Introduction

Multiple myeloma (MM) is a malignant disease characterized by the autonomous proliferation of monoclonal plasma cells in the bone marrow (BM) and by the overproduction of either intact immunoglobulin molecules (M-component or M-protein) or immunoglobulin free light chains kappa or lambda. MM is rare among individuals younger than 40 years, but its incidence rises in subsequent decades and exhibits a slight male predominance. Localized proliferation of malignant plasma cells in the marrow and bone may produce painful osteolytic lesions visible on plain films. Bone involvement has an important clinical impact (e.g. pathological fractures) leading to increasing pain and skeletal instability. Neurological problems are a cause of morbidity, since vertebral osteolytic lesions may produce spinal cord compression or radiculopathy. Correct assessment of BM infiltration, identification of bone lesions and extramedullary (EM) disease is crucial in the assessment of MM [1].

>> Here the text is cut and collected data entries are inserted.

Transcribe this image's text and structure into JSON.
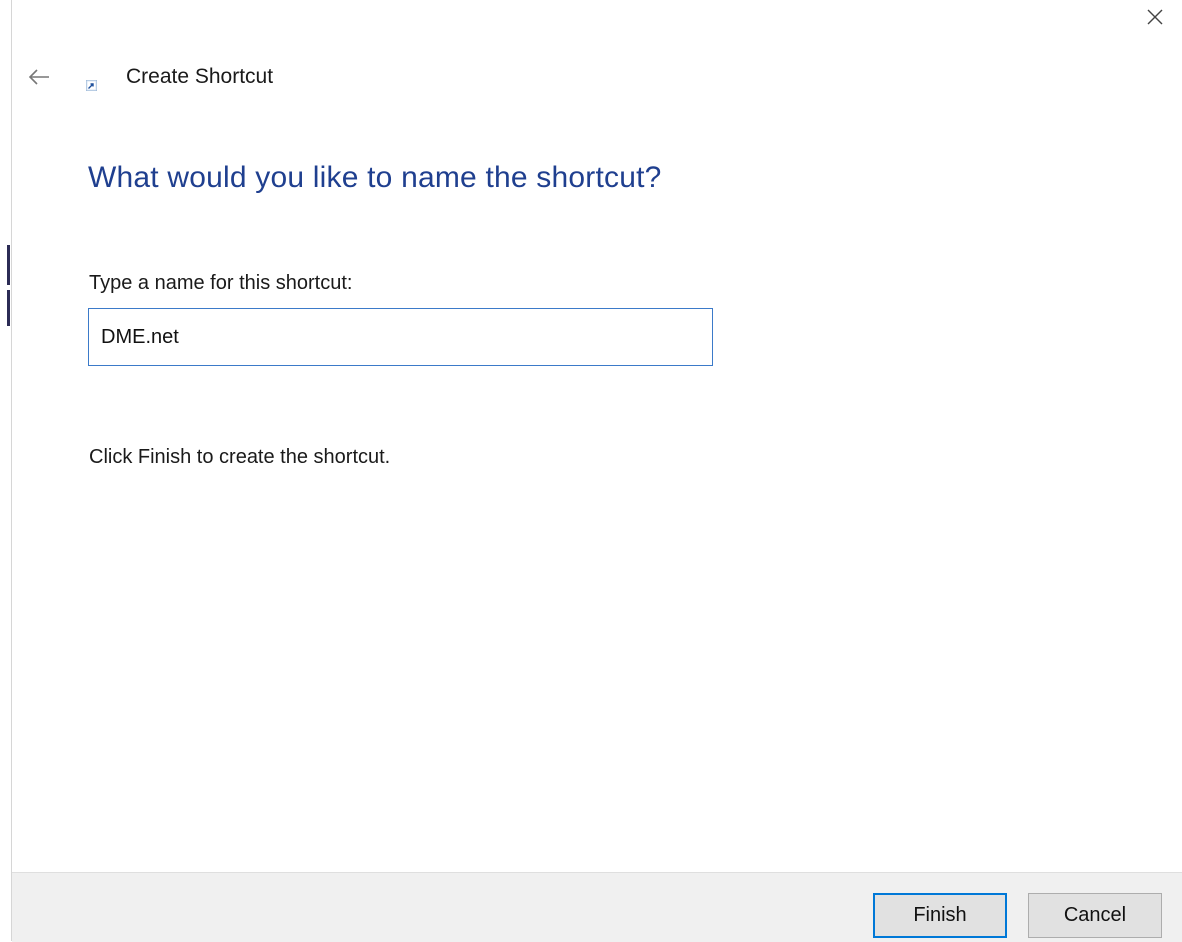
{
  "window": {
    "title": "Create Shortcut"
  },
  "wizard": {
    "heading": "What would you like to name the shortcut?",
    "field_label": "Type a name for this shortcut:",
    "name_value": "DME.net",
    "hint": "Click Finish to create the shortcut."
  },
  "footer": {
    "finish_label": "Finish",
    "cancel_label": "Cancel"
  },
  "icons": {
    "close": "close-icon",
    "back": "back-arrow-icon",
    "app": "shortcut-icon"
  },
  "colors": {
    "heading": "#1f3f8f",
    "input_border": "#3b7ac9",
    "default_button_border": "#0078d7",
    "footer_bg": "#f0f0f0"
  }
}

Recently, FDG PET/CT has been used to stage MM patients [24], to accurately evaluate response to therapy [5], to detect the site of EM disease [6] and impinging relapse [5, 7]. In recent years very promising and concordant results have been reported by different groups. FDG PET/CT has been proved to be prognostic in staging, in interim and final treatment monitoring, and during follow-up [4, 7]. FDG PET/CT has some recognized advantages in the evaluation of MM patients:

  1. 1.

    Extended field of view (including skull, ribs, upper limbs, femurs, pelvis and spine)

  2. 2.

    Absence of possible collateral effects or adverse reactions to FDG

  3. 3.

    Possibility to perform it even in patients with renal failure

  4. 4.

    Short image acquisition time with 3-D tomographs (important in patients with fractures, bone pain or vertebral collapse)

  5. 5.

    Free decubitus positioning

  6. 6.

    Possibility to evaluate soft tissues and organs at the same time to detect EM disease

  7. 7.

    Possibility to semiquantify disease activity using the maximum standardized uptake value (SUVmax)

  8. 8.

    The low-dose CT images associated with the PET images allow the morphological appearance of the bone to be described

  9. 9.

    No restrictions in relation to metallic bone implants

However, FDG PET/CT may be difficult to interpret in some patients:

  1. 1.

    A significant percentage of patients are affected by MM-related anaemia that results in a significant increase in BM tracer uptake causing a hot background in bone

  2. 2.

    The amount of FDG uptake is variable and therefore a baseline study is needed for reference

  3. 3.

    Early PET-positive MM lesions may not correspond to an osteolytic area and may be difficult to call

  4. 4.

    The low spatial resolution of PET imaging does not allow “salt and pepper” BM infiltration to be accurately detected

  5. 5.

    Recent fractures may appear falsely positive

  6. 6.

    Bone metallic implants may cause significant artefacts on CT images and may cause infections with resulting nonspecific FDG uptake

  7. 7.

    Therapy response criteria are not defined

No standard interpretation criteria have been proposed for the evaluation of FDG PET/CT scans in MM. Some groups base their image interpretation mainly on semiquantitation, others rely on visual assessment and others on both methods, and thus data reproducibility is prevented [7, 8]. For these reasons, a group of Italian nuclear medicine experts, haematologists and medical physicists defined new visual interpretation criteria (Italian Myeloma criteria for Pet Use; IMPeTUs) to standardize FDG PET/CT evaluation in MM patients, and tested them in a preliminary blinded independent central review process. This was done to provide standard image interpretation criteria to make clinical trial results reproducible.

Materials and methods

Criteria designing process

Criteria were agreed during interdisciplinary meetings attended by nuclear medicine physicians, haematologists and medical physicists from different Italian institutions, who combined their experience in the use of FDG PET/CT in MM. A synthesis of views was reached and mainly descriptive criteria were defined. Semiquantitative reporting was excluded owing to high variability in the measurement of SUVs on different tomographs in clinical practice, especially in PET centres not undergoing any clinical trial qualification process. However, semiquantitative data were measured and collected for future analysis. All PET/CT scanners used in patients in this investigation underwent the clinical trial qualification endorsed by FIL (Fondazione Italiana Linfomi; Italian Lymphoma Foundation) in collaboration with the Italian Association of Nuclear Medicine (AIMN) and the Italian Association of Medical Physics (AIFM) in the Corelab at the Medical Physics Unit of Santa Croce e Carle Hospital, Cuneo, Italy. Variability among PET/CT scanners in the measurement of SUVs in anthropomorphic phantoms is guaranteed to be below 10 %.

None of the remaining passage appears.